With the hybrid genetic algorithm model, several analyses have been done to evaluate the different insertion policies in final test. The first analysis compared several actual products on the different insertion policies when they have the same tester capacity and similar throughput. The conclusion from this analysis, the split insertion policy decreases the total test time from the Matterhorn sig-nificantly this results in a significant hardware decrease when comparing the policies on a similar throughput. The trade-off however is at a lower tester capacity, the changeovers between different test programs increase significantly. The reason for this significant decrease in total test time is that the Matterhorn product can test a high percent of its tests on min pin. The full pin test can only be tested on a parallelism of six and thus giving the split insertion policy a great advantage in test parallelism which results in a decrease in total test time. The Calypso 3M product shows an increase in total test times on the split insertion policy. When comparing the insertion policies on the same throughput, the single insertion policy needs less hardware. The reason for this result is that the Calypso 3M product can be tested on a higher test parallelism during the min pin test of the single insertion policy than the split insertion test. The min pin parallelism on the single insertion test is 16 and on the split insertion test only eight. If the full pin test on the split insertion policy also on that higher parallelism can be set the results would probably favor the split insertion tests. The last product that is evaluated, is the Panther product. This product shows a decrease in total test time on the split insertion policy. When comparing the policies on a similar throughput, the single insertion needs more hardware. The split insertion does need a lot more changeovers between different test programs compared to the single insertion policy. The changeovers between different test programs could cause several problems on the test floor and are preferably avoided. The Panther should probably only be tested on the split insertion policy if the
NXP Graduation thesis Conclusion and recommendations
tester capacity is high enough to prevent an excess of changeovers between different test programs.
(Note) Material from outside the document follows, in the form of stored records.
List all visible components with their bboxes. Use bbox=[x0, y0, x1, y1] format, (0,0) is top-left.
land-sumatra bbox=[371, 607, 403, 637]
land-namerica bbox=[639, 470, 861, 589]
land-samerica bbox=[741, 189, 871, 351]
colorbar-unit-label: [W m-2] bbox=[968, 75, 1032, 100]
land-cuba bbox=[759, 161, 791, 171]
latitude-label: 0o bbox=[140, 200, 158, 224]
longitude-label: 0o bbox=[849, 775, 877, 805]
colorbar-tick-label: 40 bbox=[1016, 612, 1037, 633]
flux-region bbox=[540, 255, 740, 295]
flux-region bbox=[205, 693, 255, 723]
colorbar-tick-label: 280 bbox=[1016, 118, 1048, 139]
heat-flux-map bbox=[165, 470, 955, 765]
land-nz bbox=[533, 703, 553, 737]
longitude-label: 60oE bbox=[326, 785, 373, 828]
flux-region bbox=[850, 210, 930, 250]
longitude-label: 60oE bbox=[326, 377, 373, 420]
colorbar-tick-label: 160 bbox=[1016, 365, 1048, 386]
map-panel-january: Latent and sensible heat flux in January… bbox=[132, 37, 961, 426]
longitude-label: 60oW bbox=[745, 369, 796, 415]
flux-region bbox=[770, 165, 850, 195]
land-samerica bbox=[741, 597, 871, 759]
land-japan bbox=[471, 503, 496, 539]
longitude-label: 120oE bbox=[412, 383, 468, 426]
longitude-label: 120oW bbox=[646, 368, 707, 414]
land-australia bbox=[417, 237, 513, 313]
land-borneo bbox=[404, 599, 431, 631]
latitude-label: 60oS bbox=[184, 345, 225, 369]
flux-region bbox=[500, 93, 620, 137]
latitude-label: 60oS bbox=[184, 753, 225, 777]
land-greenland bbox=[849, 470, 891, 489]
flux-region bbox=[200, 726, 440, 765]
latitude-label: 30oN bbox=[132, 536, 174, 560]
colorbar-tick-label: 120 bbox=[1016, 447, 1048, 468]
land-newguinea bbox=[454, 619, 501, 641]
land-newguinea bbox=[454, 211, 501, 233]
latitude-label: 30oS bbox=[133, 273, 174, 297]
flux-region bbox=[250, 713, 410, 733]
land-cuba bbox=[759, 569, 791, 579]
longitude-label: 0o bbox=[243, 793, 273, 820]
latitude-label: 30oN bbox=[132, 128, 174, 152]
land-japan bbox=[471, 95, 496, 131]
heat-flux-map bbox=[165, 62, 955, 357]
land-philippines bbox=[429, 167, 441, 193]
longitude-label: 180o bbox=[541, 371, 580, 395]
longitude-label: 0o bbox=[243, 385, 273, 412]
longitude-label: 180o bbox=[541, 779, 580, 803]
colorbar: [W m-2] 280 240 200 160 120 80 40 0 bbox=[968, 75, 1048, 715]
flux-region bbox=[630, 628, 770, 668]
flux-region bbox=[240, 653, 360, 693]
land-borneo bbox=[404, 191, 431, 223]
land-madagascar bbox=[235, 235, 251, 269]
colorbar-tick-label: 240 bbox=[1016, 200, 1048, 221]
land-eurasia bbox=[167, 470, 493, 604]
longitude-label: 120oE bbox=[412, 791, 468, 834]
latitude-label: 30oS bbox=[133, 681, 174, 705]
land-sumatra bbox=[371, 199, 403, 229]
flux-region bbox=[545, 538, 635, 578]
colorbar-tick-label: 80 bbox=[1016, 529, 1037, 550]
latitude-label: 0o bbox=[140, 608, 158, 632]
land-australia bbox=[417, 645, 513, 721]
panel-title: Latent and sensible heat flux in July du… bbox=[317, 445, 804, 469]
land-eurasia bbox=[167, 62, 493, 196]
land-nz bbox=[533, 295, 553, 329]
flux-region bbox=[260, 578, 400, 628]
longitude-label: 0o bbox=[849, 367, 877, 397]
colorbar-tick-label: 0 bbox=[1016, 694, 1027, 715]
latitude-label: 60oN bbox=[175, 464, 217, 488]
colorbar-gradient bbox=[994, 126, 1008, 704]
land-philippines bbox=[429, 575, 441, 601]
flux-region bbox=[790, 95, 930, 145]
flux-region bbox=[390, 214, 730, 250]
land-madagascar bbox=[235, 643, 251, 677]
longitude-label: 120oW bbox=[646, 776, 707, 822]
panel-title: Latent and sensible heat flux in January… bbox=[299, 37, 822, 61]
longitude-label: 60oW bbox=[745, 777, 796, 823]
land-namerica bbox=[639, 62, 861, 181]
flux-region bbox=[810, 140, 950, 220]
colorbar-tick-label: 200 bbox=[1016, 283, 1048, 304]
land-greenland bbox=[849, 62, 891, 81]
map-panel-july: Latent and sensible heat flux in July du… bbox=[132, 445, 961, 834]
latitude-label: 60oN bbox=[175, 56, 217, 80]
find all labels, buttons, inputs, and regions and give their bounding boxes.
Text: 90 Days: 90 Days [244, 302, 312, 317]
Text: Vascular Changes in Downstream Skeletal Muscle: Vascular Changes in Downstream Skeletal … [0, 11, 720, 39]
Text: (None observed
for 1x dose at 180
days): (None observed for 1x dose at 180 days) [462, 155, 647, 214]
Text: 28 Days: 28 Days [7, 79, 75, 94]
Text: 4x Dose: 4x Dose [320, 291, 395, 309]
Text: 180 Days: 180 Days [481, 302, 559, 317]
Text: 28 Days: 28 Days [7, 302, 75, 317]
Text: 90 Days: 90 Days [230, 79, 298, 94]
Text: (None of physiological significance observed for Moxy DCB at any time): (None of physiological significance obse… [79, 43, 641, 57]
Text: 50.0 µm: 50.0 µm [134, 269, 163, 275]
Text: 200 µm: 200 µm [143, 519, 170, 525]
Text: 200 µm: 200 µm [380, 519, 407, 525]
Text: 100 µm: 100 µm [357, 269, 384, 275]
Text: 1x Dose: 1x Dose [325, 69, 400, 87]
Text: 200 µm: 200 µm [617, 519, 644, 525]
The second analysis simplified the input parameters in order to evaluate the effect of the changing properties of a new product. This analysis looked at the effect of the fraction that can be tested on the min pin test and the test time of the full pin tests as input parameters. This analysis showed that there is a clear switch point from when splitting the insertion becomes financially viable. The analysis showed also that when increasing the tester capacity this switch points shifts in the direction in which it will be more financially viable to do a four insertion policy on a lower min pin/ full pin fraction and shorter test times. Finally, the analysis shows that the lower bound of the min pin/ full pin fraction is 0.25. This means that all the cases in which only 25%
of the full pin test can be done on a min pin test, will not be financially viable and should be avoided.